Another unsuccessful point was the decision to leave migrants at sea along with the land grab of Miżieb and L-Aħrax. The callousness and unsustainability of the construction industry has not been addresses leaving victims such as Miriam Pace and her family in distress. Good governance is a mirage as conflicts of interest, direct orders and profligate payments to the same coterie of consultants abound. A return to the initial measured style of governance is warranted.
Significant improvement on good governance, but role in COVID-19 ambiguous
Dominic Fenech, Dean of the Faculty of Arts and Head of the Department of History at University of Malta
Notwithstanding the turbulent background to his taking office, Robert Abela did so under propitious conditions. With the accent of government critics on Muscat’s person, combined with the disarray of the PN opposition, it meant he could work at his own pace and in his own space. Having had no hand in public appointments, he had no qualms about securing the resignation of a number of controversial officers and figures, further denying his critics firepower.
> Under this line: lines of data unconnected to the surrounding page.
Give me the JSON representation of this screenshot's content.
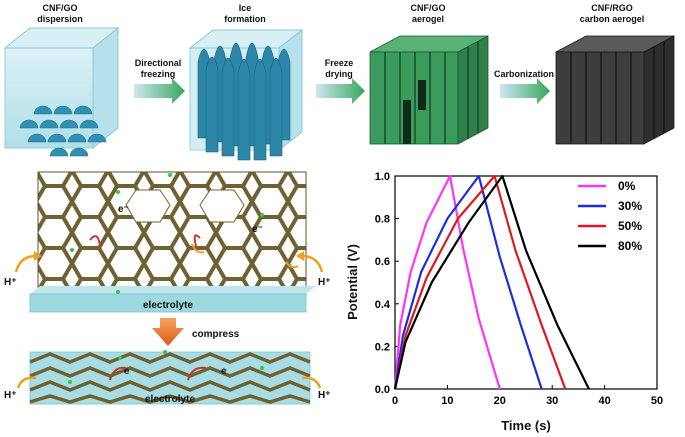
{
  "process": {
    "stages": [
      {
        "line1": "CNF/GO",
        "line2": "dispersion"
      },
      {
        "line1": "Ice",
        "line2": "formation"
      },
      {
        "line1": "CNF/GO",
        "line2": "aerogel"
      },
      {
        "line1": "CNF/RGO",
        "line2": "carbon aerogel"
      }
    ],
    "arrows": [
      {
        "line1": "Directional",
        "line2": "freezing"
      },
      {
        "line1": "Freeze",
        "line2": "drying"
      },
      {
        "line1": "Carbonization",
        "line2": ""
      }
    ]
  },
  "mechanism": {
    "electron_label": "e⁻",
    "electron_label_compressed": "e",
    "proton_label": "H⁺",
    "electrolyte_label": "electrolyte",
    "compress_label": "compress"
  },
  "colors": {
    "dispersion": "#bfe8f0",
    "ice": "#2b8fb0",
    "aerogel": "#3a9b5c",
    "carbon": "#3a3a3a",
    "arrow": "#3fae5a",
    "frame": "#7a6a3a",
    "electrolyte": "#9fd9e0",
    "compress_arrow": "#ef6a1a",
    "series_0": "#ff33ff",
    "series_30": "#1a2fe0",
    "series_50": "#e01a1a",
    "series_80": "#000000"
  },
  "chart_data": {
    "type": "line",
    "xlabel": "Time (s)",
    "ylabel": "Potential (V)",
    "xlim": [
      0,
      50
    ],
    "ylim": [
      0,
      1.0
    ],
    "xticks": [
      "0",
      "10",
      "20",
      "30",
      "40",
      "50"
    ],
    "yticks": [
      "0.0",
      "0.2",
      "0.4",
      "0.6",
      "0.8",
      "1.0"
    ],
    "legend_position": "top-right",
    "series": [
      {
        "name": "0%",
        "color": "#ff33ff",
        "x": [
          0,
          1,
          3,
          6,
          10.5,
          13,
          16,
          20
        ],
        "y": [
          0,
          0.3,
          0.55,
          0.78,
          1.0,
          0.66,
          0.33,
          0
        ]
      },
      {
        "name": "30%",
        "color": "#1a2fe0",
        "x": [
          0,
          1.5,
          5,
          10,
          16,
          20,
          24,
          28
        ],
        "y": [
          0,
          0.25,
          0.55,
          0.8,
          1.0,
          0.62,
          0.3,
          0
        ]
      },
      {
        "name": "50%",
        "color": "#e01a1a",
        "x": [
          0,
          2,
          6,
          12,
          19,
          23,
          28,
          32.5
        ],
        "y": [
          0,
          0.25,
          0.52,
          0.8,
          1.0,
          0.65,
          0.3,
          0
        ]
      },
      {
        "name": "80%",
        "color": "#000000",
        "x": [
          0,
          2,
          7,
          14,
          20.5,
          25,
          31,
          37
        ],
        "y": [
          0,
          0.22,
          0.5,
          0.78,
          1.0,
          0.65,
          0.3,
          0
        ]
      }
    ]
  }
}
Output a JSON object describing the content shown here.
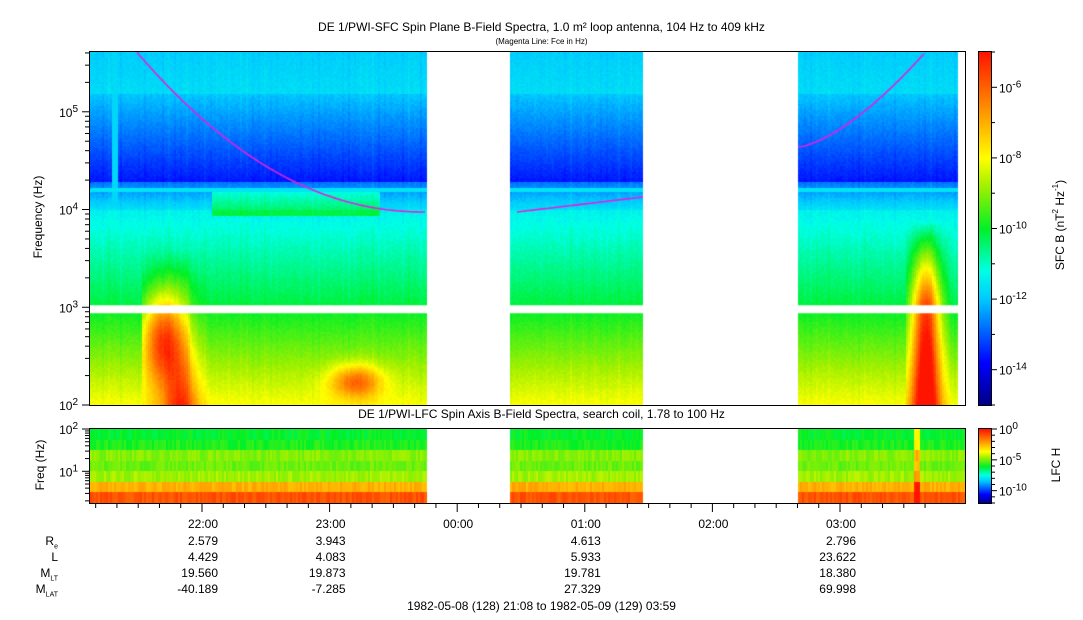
{
  "chart_data": [
    {
      "type": "heatmap",
      "title": "DE 1/PWI-SFC  Spin Plane B-Field Spectra, 1.0 m² loop antenna, 104 Hz to 409 kHz",
      "subtitle": "(Magenta Line: Fce in Hz)",
      "ylabel": "Frequency (Hz)",
      "yscale": "log",
      "ylim": [
        100,
        409000
      ],
      "yticks": [
        {
          "base": "10",
          "exp": "2"
        },
        {
          "base": "10",
          "exp": "3"
        },
        {
          "base": "10",
          "exp": "4"
        },
        {
          "base": "10",
          "exp": "5"
        }
      ],
      "colorbar": {
        "label_main": "SFC B (nT",
        "label_exp1": "2",
        "label_mid": " Hz",
        "label_exp2": "-1",
        "label_end": ")",
        "scale": "log",
        "range": [
          1e-15,
          1e-05
        ],
        "ticks": [
          {
            "base": "10",
            "exp": "-6"
          },
          {
            "base": "10",
            "exp": "-8"
          },
          {
            "base": "10",
            "exp": "-10"
          },
          {
            "base": "10",
            "exp": "-12"
          },
          {
            "base": "10",
            "exp": "-14"
          }
        ]
      },
      "data_gaps_hours": [
        [
          0.05,
          0.72
        ],
        [
          1.47,
          3.2
        ]
      ],
      "magenta_line": "Fce in Hz",
      "line_color": "#e020e0"
    },
    {
      "type": "heatmap",
      "title": "DE 1/PWI-LFC  Spin Axis B-Field Spectra, search coil, 1.78 to 100 Hz",
      "ylabel": "Freq (Hz)",
      "yscale": "log",
      "ylim": [
        1.78,
        100
      ],
      "yticks": [
        {
          "base": "10",
          "exp": "1"
        },
        {
          "base": "10",
          "exp": "2"
        }
      ],
      "colorbar": {
        "label": "LFC H",
        "scale": "log",
        "range": [
          1e-12,
          1
        ],
        "ticks": [
          {
            "base": "10",
            "exp": "0"
          },
          {
            "base": "10",
            "exp": "-5"
          },
          {
            "base": "10",
            "exp": "-10"
          }
        ]
      }
    }
  ],
  "xaxis": {
    "ticks": [
      "22:00",
      "23:00",
      "00:00",
      "01:00",
      "02:00",
      "03:00"
    ],
    "range_label": "1982-05-08 (128) 21:08 to 1982-05-09 (129) 03:59"
  },
  "ephemeris": {
    "rows": [
      {
        "label": "R",
        "sub": "e",
        "values": [
          "2.579",
          "3.943",
          "",
          "4.613",
          "",
          "2.796"
        ]
      },
      {
        "label": "L",
        "sub": "",
        "values": [
          "4.429",
          "4.083",
          "",
          "5.933",
          "",
          "23.622"
        ]
      },
      {
        "label": "M",
        "sub": "LT",
        "values": [
          "19.560",
          "19.873",
          "",
          "19.781",
          "",
          "18.380"
        ]
      },
      {
        "label": "M",
        "sub": "LAT",
        "values": [
          "-40.189",
          "-7.285",
          "",
          "27.329",
          "",
          "69.998"
        ]
      }
    ]
  }
}
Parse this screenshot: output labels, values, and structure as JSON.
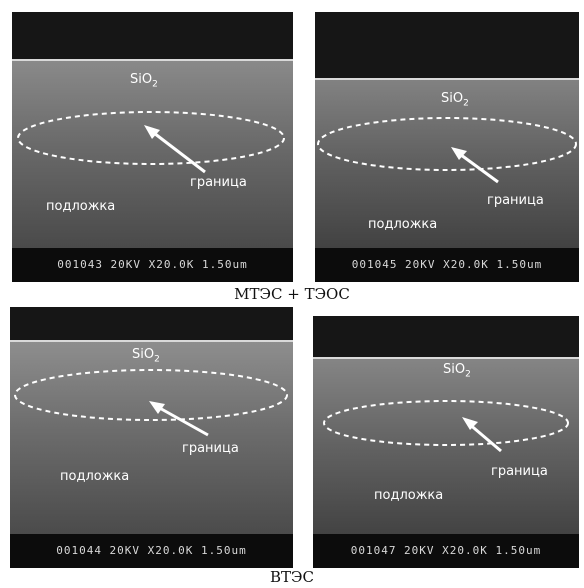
{
  "groups": [
    {
      "caption": "МТЭС + ТЭОС",
      "panels": [
        {
          "layer_label": "SiO",
          "layer_sub": "2",
          "interface_label": "граница",
          "substrate_label": "подложка",
          "databar": "001043 20KV X20.0K 1.50um"
        },
        {
          "layer_label": "SiO",
          "layer_sub": "2",
          "interface_label": "граница",
          "substrate_label": "подложка",
          "databar": "001045 20KV X20.0K 1.50um"
        }
      ]
    },
    {
      "caption": "ВТЭС",
      "panels": [
        {
          "layer_label": "SiO",
          "layer_sub": "2",
          "interface_label": "граница",
          "substrate_label": "подложка",
          "databar": "001044 20KV X20.0K 1.50um"
        },
        {
          "layer_label": "SiO",
          "layer_sub": "2",
          "interface_label": "граница",
          "substrate_label": "подложка",
          "databar": "001047 20KV X20.0K 1.50um"
        }
      ]
    }
  ]
}
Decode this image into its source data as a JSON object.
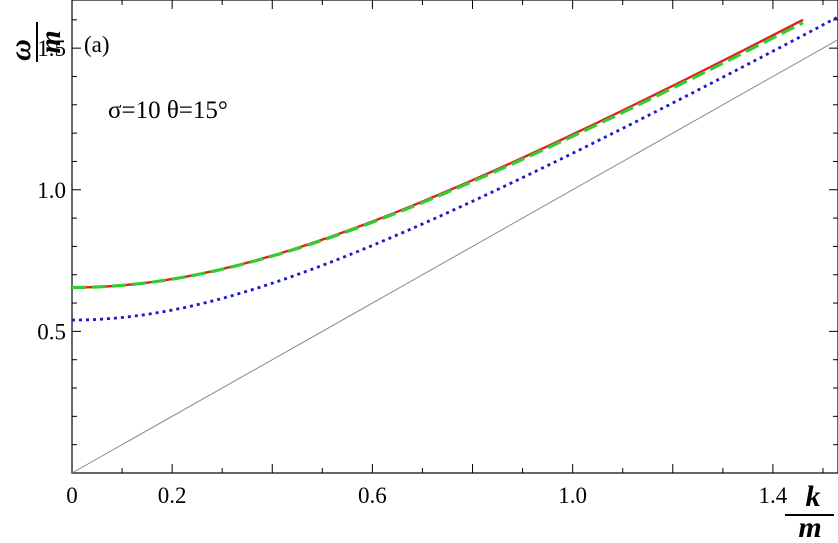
{
  "chart_data": {
    "type": "line",
    "panel_label": "(a)",
    "annotation": "σ=10 θ=15°",
    "xlabel": {
      "numerator": "k",
      "denominator": "m"
    },
    "ylabel": {
      "numerator": "ω",
      "denominator": "m"
    },
    "xlim": [
      0,
      1.53
    ],
    "ylim": [
      0,
      1.67
    ],
    "x_ticks": [
      0,
      0.2,
      0.6,
      1.0,
      1.4
    ],
    "x_tick_labels": [
      "0",
      "0.2",
      "0.6",
      "1.0",
      "1.4"
    ],
    "y_ticks": [
      0.5,
      1.0,
      1.5
    ],
    "y_tick_labels": [
      "0.5",
      "1.0",
      "1.5"
    ],
    "series": [
      {
        "style": "solid",
        "color": "#e0201b",
        "omega0": 0.655,
        "x_end": 1.46,
        "x": [
          0,
          0.2,
          0.4,
          0.6,
          0.8,
          1.0,
          1.2,
          1.4,
          1.46
        ],
        "y": [
          0.655,
          0.685,
          0.77,
          0.89,
          1.04,
          1.2,
          1.37,
          1.55,
          1.6
        ]
      },
      {
        "style": "dashed",
        "color": "#33cc33",
        "omega0": 0.655,
        "x_end": 1.46,
        "x": [
          0,
          0.2,
          0.4,
          0.6,
          0.8,
          1.0,
          1.2,
          1.4,
          1.46
        ],
        "y": [
          0.655,
          0.68,
          0.765,
          0.88,
          1.03,
          1.19,
          1.36,
          1.54,
          1.59
        ]
      },
      {
        "style": "dotted",
        "color": "#1a1acc",
        "omega0": 0.54,
        "x_end": 1.53,
        "x": [
          0,
          0.2,
          0.4,
          0.6,
          0.8,
          1.0,
          1.2,
          1.4,
          1.53
        ],
        "y": [
          0.54,
          0.58,
          0.68,
          0.81,
          0.97,
          1.13,
          1.31,
          1.49,
          1.61
        ]
      },
      {
        "style": "solid-thin",
        "color": "#8a8a8a",
        "omega0": 0,
        "x_end": 1.53,
        "x": [
          0,
          1.53
        ],
        "y": [
          0,
          1.53
        ]
      }
    ]
  },
  "colors": {
    "frame": "#000000",
    "light_line": "#8a8a8a"
  }
}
Abela was able, without loss of face, to begin addressing pressing demands from such quarters as the Venice Commission and Moneyval. A year after his assumption of the premiership he seems to have made significant headway on this count.
Abela’s role within the context of COVID-19 was ambiguous, since the protagonist here was more the health minister. Abela’s stance was light hearted, in comparison to that of Chris Fearne, which sometimes created a good-cop/bad-cop impression. Of course, as prime minister he was also concerned with rescuing the economy, in which aim he was aided by the financial legacy of his predecessor.
On the whole and when compared to other countries a reasonable balance was struck between the public health and the economic imperatives.
Slow to close Malta’s dark chapter
Abigail Mamo, Malta Chamber of SMEs CEO
Robert Abela’s first year in office was certainly more turbulent than anyone ever expected. Amid a health emergency crisis, it was one of the worst in Malta’s history in terms of economic performance. There was also the grave reputational damage resulting from the many more political scandals that continued to emerge and unfold.
Looking back with hindsight everyone would have done many things differently. I, for one, disagreed with decisions on numerous occasions; 2020 offered an opportunity for one of the biggest learning curves. But looking at how Malta fared over the year and comparing it to many other countries, Malta has so far survived this impossible year well and that is a big achievement.
On the political front we all feel very angered and ashamed by the scandals that have tarnished us all indirectly. I had a personal expectation that this dark chapter in Malta’s political history could be closed much quicker. There is a feeling that justice has not yet been served and that some aspects remain hidden. Politics and justice, many times, don’t work in tandem with our expectations.